A multi-agent system is a computerized system composed of multiple interacting intelligent agents. Multi-agent systems can solve problems that are difficult or impossible for an individual agent or a monolithic system to solve. Intelligence may include methodic, functional, procedural approaches, algorithmic search or reinforcement learning. Despite considerable overlap, a multi-agent system is not always the same as an agent-based model. The goal of an ABM is to search for explanatory insight into the collective behavior of agents obeying simple rules, typically in natural systems, rather than in solving specific practical or engineering problems. The terminology of ABM tends to be used more often in the science, and MAS in engineering and technology. Applications where multi-agent systems research may deliver an appropriate approach include online trading, disaster response and social structure modelling.
Concept
Multi-agent systems consist of agents and their environment. Typically multi-agent systems research refers to software agents. However, the agents in a multi-agent system could equally well be robots, humans or human teams. A multi-agent system may contain combined human-agent teams. Agents can be divided into types spanning simple to complex. Categories include:
Passive agents or "agent without goals"
Active agents with simple goals
Cognitive agents
Agent environments can be divided into:
Virtual
Discrete
Continuous
Agent environments can also be organized according to properties such as accessibility, determinism, dynamics, discreteness, episodicity, and dimensionality. Agent actions are typically mediated via an appropriate middleware. This middleware offers a first-class design abstraction for multi-agent systems, providing means to govern resource access and agent coordination.
Characteristics
The agents in a multi-agent system have several important characteristics:
Autonomy: agents at least partially independent, self-aware, autonomous
Local views: no agent has a full global view, or the system is too complex for an agent to exploit such knowledge
Decentralization: no agent is designated as controlling
Many MAS are implemented in computer simulations, stepping the system through discrete "time steps". The MAS components communicate typically using a weighted request matrix, e.g. Speed-VERY_IMPORTANT: min=45 mph, Path length-MEDIUM_IMPORTANCE: max=60 expectedMax=40, Max-Weight-UNIMPORTANT Contract Priority-REGULAR and a weighted response matrix, e.g. Speed-min:50 but only if weather sunny, Path length:25 for sunny / 46 for rainy Contract Priority-REGULAR note – ambulance will override this priority and you'll have to wait A challenge-response-contract scheme is common in MAS systems, where
First a "Who can?" question is distributed.
Only the relevant components respond: "I can, at this price".
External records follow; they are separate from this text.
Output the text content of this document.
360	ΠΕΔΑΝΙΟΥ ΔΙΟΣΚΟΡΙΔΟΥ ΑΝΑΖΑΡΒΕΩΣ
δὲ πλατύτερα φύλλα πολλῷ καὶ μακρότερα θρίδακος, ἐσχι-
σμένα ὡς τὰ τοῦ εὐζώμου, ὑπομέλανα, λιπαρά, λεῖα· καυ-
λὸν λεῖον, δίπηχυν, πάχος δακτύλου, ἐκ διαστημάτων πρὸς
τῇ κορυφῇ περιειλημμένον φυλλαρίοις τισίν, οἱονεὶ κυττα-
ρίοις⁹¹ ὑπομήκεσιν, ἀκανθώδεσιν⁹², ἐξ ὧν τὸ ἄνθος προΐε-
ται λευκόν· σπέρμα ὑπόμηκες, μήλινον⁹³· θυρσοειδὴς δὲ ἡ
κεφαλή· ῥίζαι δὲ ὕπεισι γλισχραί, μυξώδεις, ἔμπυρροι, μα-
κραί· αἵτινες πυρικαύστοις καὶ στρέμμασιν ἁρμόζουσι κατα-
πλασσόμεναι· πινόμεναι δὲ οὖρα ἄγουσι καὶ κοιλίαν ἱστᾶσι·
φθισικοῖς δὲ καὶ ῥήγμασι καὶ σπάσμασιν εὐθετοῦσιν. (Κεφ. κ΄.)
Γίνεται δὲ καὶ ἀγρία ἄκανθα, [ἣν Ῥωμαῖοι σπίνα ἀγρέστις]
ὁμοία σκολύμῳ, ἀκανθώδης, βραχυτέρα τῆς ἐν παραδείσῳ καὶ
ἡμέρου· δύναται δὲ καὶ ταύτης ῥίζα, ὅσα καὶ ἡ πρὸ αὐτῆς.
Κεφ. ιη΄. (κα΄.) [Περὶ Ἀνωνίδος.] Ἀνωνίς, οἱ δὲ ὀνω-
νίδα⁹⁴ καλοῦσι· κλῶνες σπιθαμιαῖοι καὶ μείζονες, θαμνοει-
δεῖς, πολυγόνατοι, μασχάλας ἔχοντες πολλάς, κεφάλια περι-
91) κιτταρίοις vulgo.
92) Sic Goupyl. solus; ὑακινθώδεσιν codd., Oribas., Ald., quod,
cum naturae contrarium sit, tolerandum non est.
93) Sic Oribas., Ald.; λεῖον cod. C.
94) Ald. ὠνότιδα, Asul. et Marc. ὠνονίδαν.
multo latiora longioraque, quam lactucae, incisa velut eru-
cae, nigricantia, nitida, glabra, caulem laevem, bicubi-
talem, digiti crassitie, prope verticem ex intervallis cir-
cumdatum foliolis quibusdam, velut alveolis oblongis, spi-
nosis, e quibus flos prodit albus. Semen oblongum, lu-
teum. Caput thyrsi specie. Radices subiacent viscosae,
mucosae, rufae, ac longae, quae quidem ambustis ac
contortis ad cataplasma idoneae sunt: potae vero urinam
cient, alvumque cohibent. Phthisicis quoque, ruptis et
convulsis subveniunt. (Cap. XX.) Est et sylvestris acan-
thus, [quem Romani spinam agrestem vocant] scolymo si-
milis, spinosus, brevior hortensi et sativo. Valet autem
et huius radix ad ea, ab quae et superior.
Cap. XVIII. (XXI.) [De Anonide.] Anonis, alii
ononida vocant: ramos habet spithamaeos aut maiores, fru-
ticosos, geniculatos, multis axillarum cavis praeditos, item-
Finally, a contract is set up, usually in several short communication steps between sides,
also considering other components, evolving "contracts" and the restriction sets of the component algorithms. Another paradigm commonly used with MAS is the "pheromone", where components leave information for other nearby components. These pheromones may evaporate/concentrate with time, that is their values may decrease.
Properties
MAS tend to find the best solution for their problems without intervention. There is high similarity here to physical phenomena, such as energy minimizing, where physical objects tend to reach the lowest energy possible within the physically constrained world. For example: many of the cars entering a metropolis in the morning will be available for leaving that same metropolis in the evening. The systems also tend to prevent propagation of faults, self-recover and be fault tolerant, mainly due to the redundancy of components.
Research
The study of multi-agent systems is "concerned with the development and analysis of sophisticated AI problem-solving and control architectures for both single-agent and multiple-agent systems." Research topics include:
Frameworks have emerged that implement common standards. These frameworks e.g. JADE, save time and aid in the standardization of MAS development. Currently though, no standard is actively maintained from FIPA or OMG. Efforts for further development of software agents in industrial context are carried out in IEEE IES technical committee on Industrial Agents.
Applications
MAS have not only been applied in academic research, but also in industry. MAS are applied in the real world to graphical applications such as computer games. Agent systems have been used in films. It is widely advocated for use in networking and mobile technologies, to achieve automatic and dynamic load balancing, high scalability and self-healing networks. They are being used for coordinated defence systems. Other applications include transportation, logistics, graphics, manufacturing, power system, smartgrids and GIS. Also, Multi-agent Systems Artificial Intelligence are used for simulating societies, the purpose thereof being helpful in the fields of climate, energy, epidemiology, conflict management, child abuse,.... Some organisations working on using multi-agent system models include Center for Modelling Social Systems, Centre for Research in Social Simulation, Centre for Policy Modelling, Society for Modelling and Simulation International.